Reference throughout this specification to “one embodiment,” “an embodiment,” or similar language means that a particular feature, structure, or characteristic described in connection with the embodiment is included in at least one embodiment disclosed within this specification. Thus, appearances of the phrases “in one embodiment,” “in an embodiment,” and similar language throughout this specification may, but do not necessarily, all refer to the same embodiment.
The term “plurality,” as used herein, is defined as two or more than two. The term “another,” as used herein, is defined as at least a second or more. The term “coupled,” as used herein, is defined as connected, whether directly without any intervening elements or indirectly with one or more intervening elements, unless otherwise indicated. Two elements also can be coupled mechanically, electrically, or communicatively linked through a communication channel, pathway, network, or system. The term “and/or” as used herein refers to and encompasses any and all possible combinations of one or more of the associated listed items. It will also be understood that, although the terms first, second, etc. may be used herein to describe various elements, these elements should not be limited by these terms, as these terms are only used to distinguish one element from another unless stated otherwise or the context indicates otherwise.
The term “if” may be construed to mean “when” or “upon” or “in response to determining” or “in response to detecting,” depending on the context. Similarly, the phrase “if it is determined” or “if [a stated condition or event] is detected” may be construed to mean “upon determining” or “in response to determining” or “upon detecting [the stated condition or event]” or “in response to detecting [the stated condition or event],” depending on the context.
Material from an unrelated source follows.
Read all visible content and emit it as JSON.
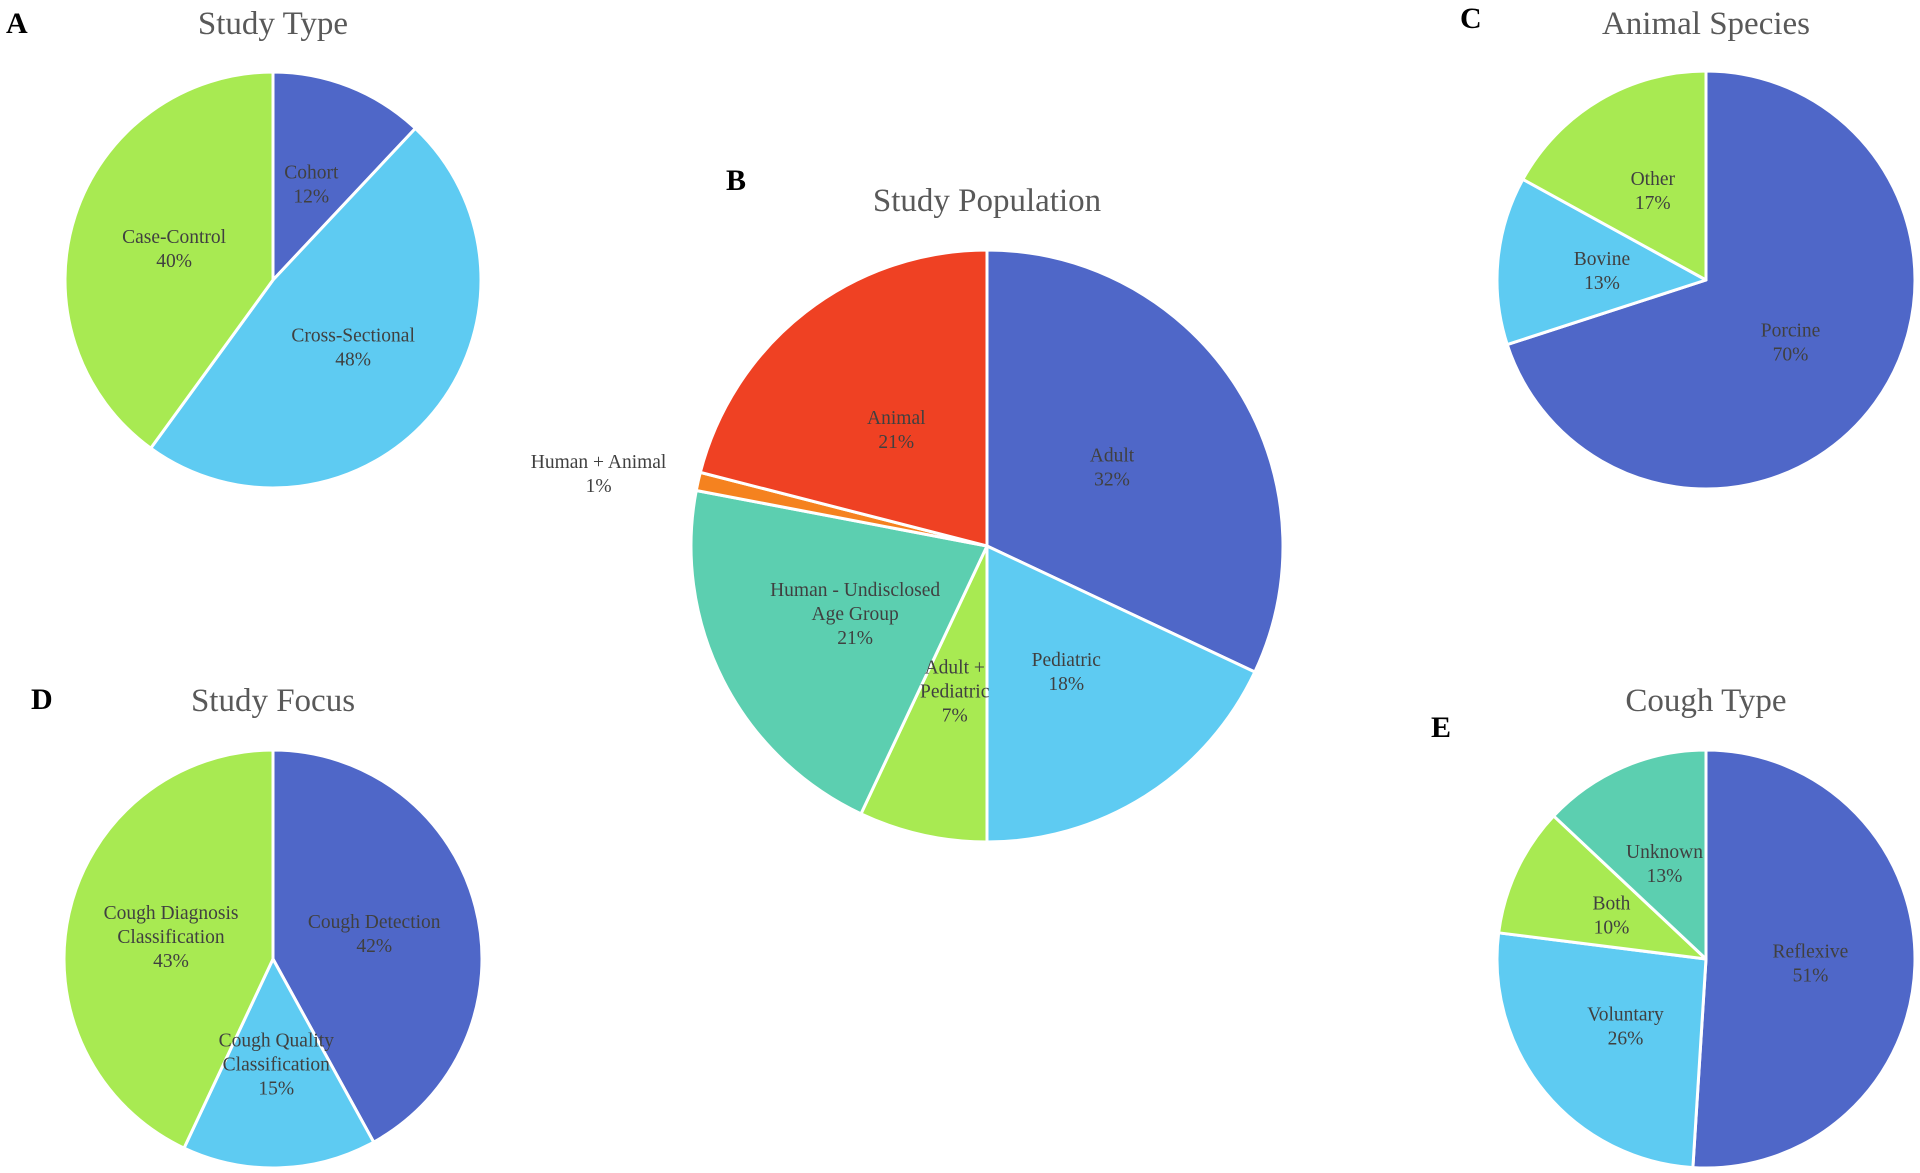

The corresponding structures, materials, acts, and equivalents of all means or step plus function elements in the claims below are intended to include any structure, material, or act for performing the function in combination with other claimed elements as specifically claimed. The description of the embodiments disclosed within this specification have been presented for purposes of illustration and description, but are not intended to be exhaustive or limited to the form disclosed. Many modifications and variations will be apparent to those of ordinary skill in the art without departing from the scope and spirit of the embodiments of the invention. The embodiments were chosen and described in order to best explain the principles of the invention and the practical application, and to enable others of ordinary skill in the art to understand the inventive arrangements for various embodiments with various modifications as are suited to the particular use contemplated.